En su excelente libro La revolución capitalista en el Perú, Jaime de Althaus desmontaba –con cifras, testimonios, hechos tangibles y lógica implacable– los supuestos argumentos de los enemigos del modelo económico actual, señalando que estos sólo anuncian “Una suma… de efectos nefastos y hasta apocalípticos, al lado de los cuales la estabilidad económica alcanzada, único logro que se reconoce, no llegaría siquiera a la categoría de consuelo porque lo que tendríamos sería algo parecido a la paz de los cementerios”.
Como lo subraya de Althaus “la ideología socialista que prometía el Edén sin haber trabajado (subrayado nuestro) para conseguirlo, ha alimentado la impaciencia popular.”. La irresponsable prédica de personas y grupos de interés que –Silvio Rodríguez dixit– pretenden vender “un pasado en copa nueva” ha amplificado el efecto.
Sin embargo, la gente no está únicamente impaciente con la economía. Lo está seguramente más con el Estado y sus actores políticos. Reclama una nueva forma de hacer política, con rostros frescos y verdadera autoridad moral; exige competencia y capacidad en quienes son sus empleados: todos los servidores públicos, desde el Presidente hasta el más modesto.
La inflacionaria multiplicación de mesas de concertación para cualquier cosa daría la impresión –a veces y como ejemplo– de que la visión de país de sus promotores es la de un gran restaurante. Donde los indoctos comensales por añadidura, jamás comerían porque tendrían que discutir todo.

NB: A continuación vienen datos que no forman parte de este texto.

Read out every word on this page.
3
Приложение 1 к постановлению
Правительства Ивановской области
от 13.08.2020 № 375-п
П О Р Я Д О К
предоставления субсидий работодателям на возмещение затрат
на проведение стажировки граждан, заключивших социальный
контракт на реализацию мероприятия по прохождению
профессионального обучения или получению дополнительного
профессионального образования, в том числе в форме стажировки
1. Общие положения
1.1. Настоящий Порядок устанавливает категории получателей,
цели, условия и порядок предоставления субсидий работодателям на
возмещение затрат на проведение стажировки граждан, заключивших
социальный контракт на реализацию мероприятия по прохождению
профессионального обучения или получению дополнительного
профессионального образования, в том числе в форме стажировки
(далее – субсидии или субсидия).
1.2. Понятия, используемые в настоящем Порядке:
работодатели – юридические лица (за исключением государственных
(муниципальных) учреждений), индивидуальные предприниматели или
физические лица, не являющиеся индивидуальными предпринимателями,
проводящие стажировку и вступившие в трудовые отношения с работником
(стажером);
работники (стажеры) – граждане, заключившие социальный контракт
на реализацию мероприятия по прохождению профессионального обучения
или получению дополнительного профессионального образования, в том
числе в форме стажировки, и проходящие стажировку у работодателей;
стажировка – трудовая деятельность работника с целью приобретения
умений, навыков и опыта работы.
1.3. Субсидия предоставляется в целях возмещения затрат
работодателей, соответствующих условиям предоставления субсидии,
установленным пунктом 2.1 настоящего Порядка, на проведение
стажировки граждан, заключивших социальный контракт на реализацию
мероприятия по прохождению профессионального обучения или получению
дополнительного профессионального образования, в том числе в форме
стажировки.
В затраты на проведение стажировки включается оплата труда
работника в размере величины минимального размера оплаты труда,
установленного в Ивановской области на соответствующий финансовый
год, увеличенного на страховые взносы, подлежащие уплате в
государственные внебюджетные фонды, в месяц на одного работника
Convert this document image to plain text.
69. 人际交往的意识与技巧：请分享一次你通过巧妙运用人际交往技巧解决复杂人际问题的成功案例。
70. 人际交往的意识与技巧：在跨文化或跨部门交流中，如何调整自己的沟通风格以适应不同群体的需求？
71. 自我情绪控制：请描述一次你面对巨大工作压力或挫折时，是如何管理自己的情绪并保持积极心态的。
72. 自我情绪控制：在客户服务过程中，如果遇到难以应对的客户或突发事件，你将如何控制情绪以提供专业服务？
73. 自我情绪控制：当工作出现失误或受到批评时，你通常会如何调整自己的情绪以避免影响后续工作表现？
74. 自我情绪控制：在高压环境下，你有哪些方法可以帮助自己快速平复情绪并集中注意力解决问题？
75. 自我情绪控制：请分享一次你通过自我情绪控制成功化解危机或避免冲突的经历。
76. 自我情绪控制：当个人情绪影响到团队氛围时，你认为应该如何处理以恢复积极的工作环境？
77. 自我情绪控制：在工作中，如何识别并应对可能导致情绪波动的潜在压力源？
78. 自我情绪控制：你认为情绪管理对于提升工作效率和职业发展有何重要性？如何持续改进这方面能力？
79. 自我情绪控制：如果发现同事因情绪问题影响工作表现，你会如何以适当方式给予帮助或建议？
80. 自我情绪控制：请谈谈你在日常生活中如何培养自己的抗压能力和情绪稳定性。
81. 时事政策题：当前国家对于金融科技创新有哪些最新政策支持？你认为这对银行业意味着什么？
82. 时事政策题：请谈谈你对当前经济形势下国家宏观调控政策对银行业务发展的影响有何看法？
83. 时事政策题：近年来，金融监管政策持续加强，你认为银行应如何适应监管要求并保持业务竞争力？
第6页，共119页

Así como luchamos contra la inflación económica, luchemos contra la inflación lingüística. Porque el voto informado no pasa por poner en blanco y negro palabras sin respaldo. No pasa por afirmarse (hasta groseramente, en algunos casos) como decentes y arrinconar al que no piensa como uno con el calificativo de corrupto. No pasa, en fin, por negociar ideas o propuestas buscando “confluencias” o extrañas alianzas que desdibujan principios y envilecen o escamotean las acciones que la gente espera detrás de las promesas.
¡Ah y por favor! Ya Martha Hildebrandt se cansaba de señalar que no se dice “la curricula”. Curricula es plural en latín; lo correcto sería, al castellanizar, decir los curricula o mejor los currículos. En modesto homenaje a ella yo persisto. Me niego a reconocer autoridad en alguien que se dice experto en educación y sigue diciendo “la curricula”. Eso no es inflación, es ignorancia. Pero también la ignorancia alimenta la inflación lingüística y –por esa vía– podemos advenir a la económica.
Entonces, propuestas concretas. Blanco y negro. Honrar la palabra empeñada. Que los nombres no sirvan para ocultar realidades, sino para develarlas y proponerlas con transparencia a la opinión pública.